Paul Solberg was born in St. Paul, Minnesota. He studied anthropology and photography in Cape Town, South Africa. His first published book, Bloom, explores the theme of flowers as objects. His second publication, co-authored with Makos for the Regional Government of Madrid, is entitled 31.12.06. In his third book, entitled Puppies Behind Bars and also co-authored with Makos, prisoners and dogs are the central theme. Solbergs photographs have been published in Conde Nast Traveler, Publishers Weekly, Elle, Lucky and Ocean Drive, as well as in the European publications, Vanidad and Alter Ego. Paul Solbergs work has been shown at Ralph Pucci (New York), Chiaroscuro Gallery (Arizona), Young Gallery (Brussels), Flo Peters Gallery (Hamburg), ARCO (Madrid) and at Paris Photo with the Baudoin Lebon gallery. He currently lives in New York.
The curator, Lola Garrido
Lola Garrido Armendáriz was director of photography projects for the Banesto Foundation and put together the collection that was subsequently donated to the MNCARS. She has directed the Fotocolectania Foundation for six years and the Canal de Isabel II for three years. She has curated numerous photography exhibitions and is a prominent collector. As an art critic, she contributes regularly to Cadena Ser, La Vanguardia, El País and other media outlets.
Speaking about the exhibition, the curator Lola Garrido said, The spirit of Warhol is an obligatory reference when assessing the work of the Hilton Brothers because of the statement that everything is beautiful: objects, merchandise and even all of us, at least at some point of our lives, are beautiful. If there is anything that is illuminating in the work of these photographers, it is the fact that documenting countries and travels, and then mixing and deconstructing them, results in the disappearance of what is real, a crucial part of that lost identity that gives rise to the new identity.

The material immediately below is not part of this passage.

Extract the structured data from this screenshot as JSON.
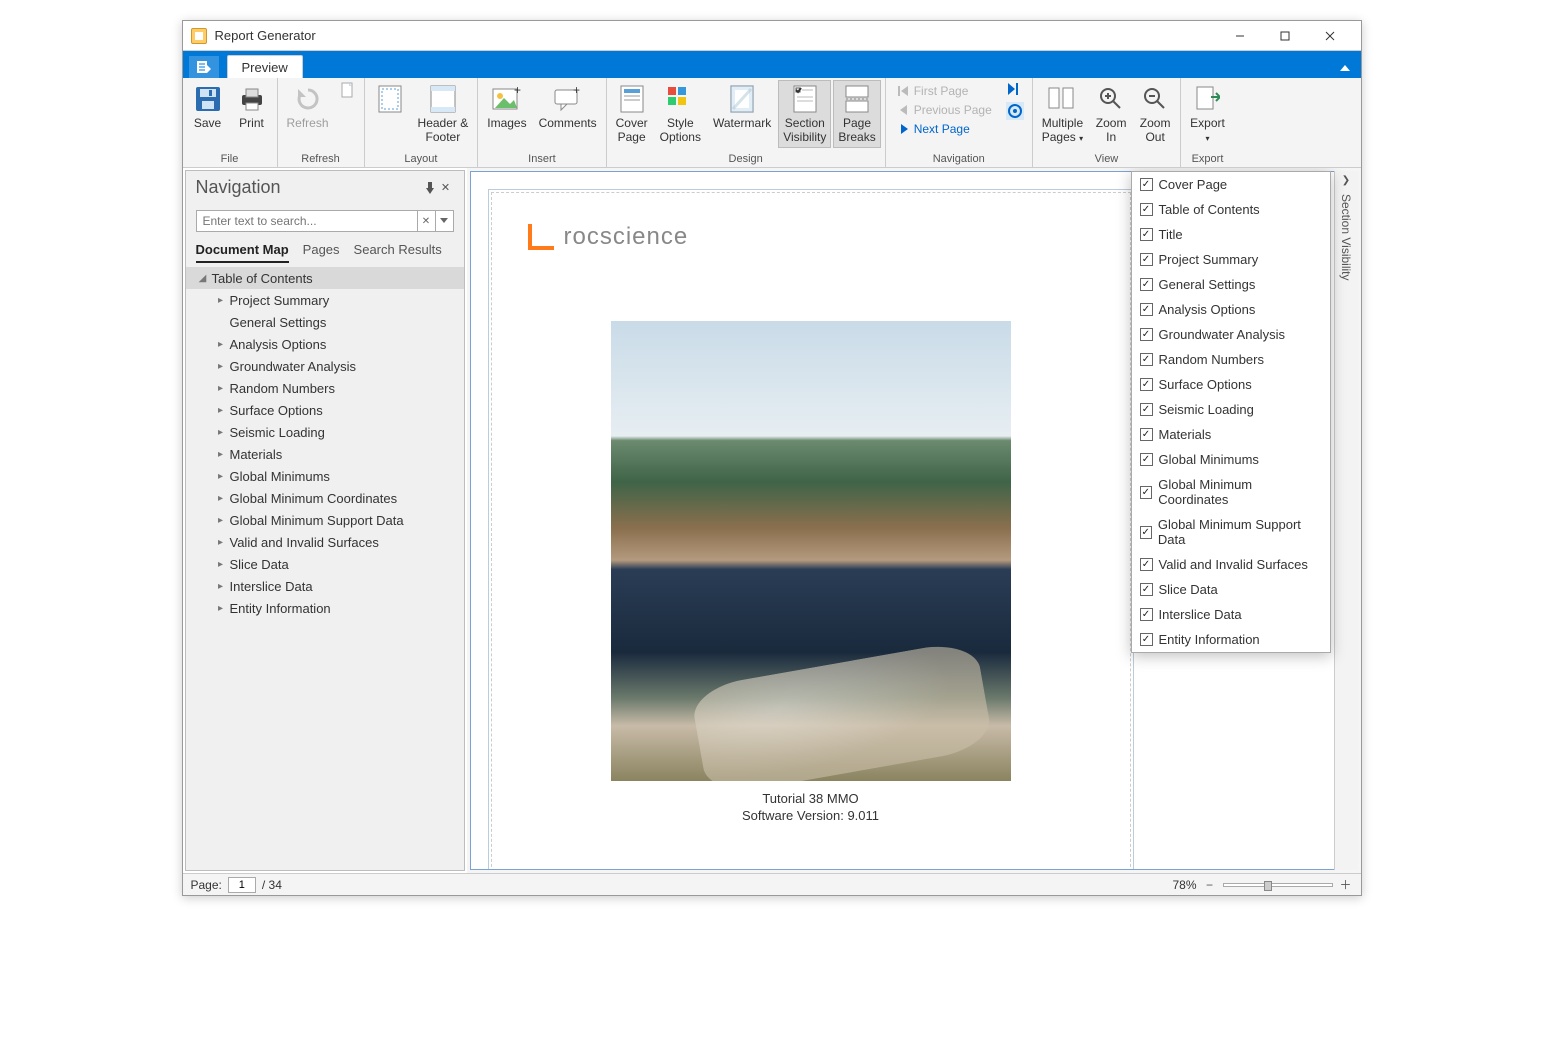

Their works are the product of travels, of controlled adventures, journeys of knowledge and renewed knowledge, and yet the only thing that exists in their work is a permanent affirmation of appearances. As opposed to theory, their work is fashioned with the weapons of humour, irony, parody and contrast.
The Hiltons are artists of the here and now, and artists of themselves. As Barthes noted about the discourse of advertising, they are capable of living life as if it were one long quote, rather than as a fatality."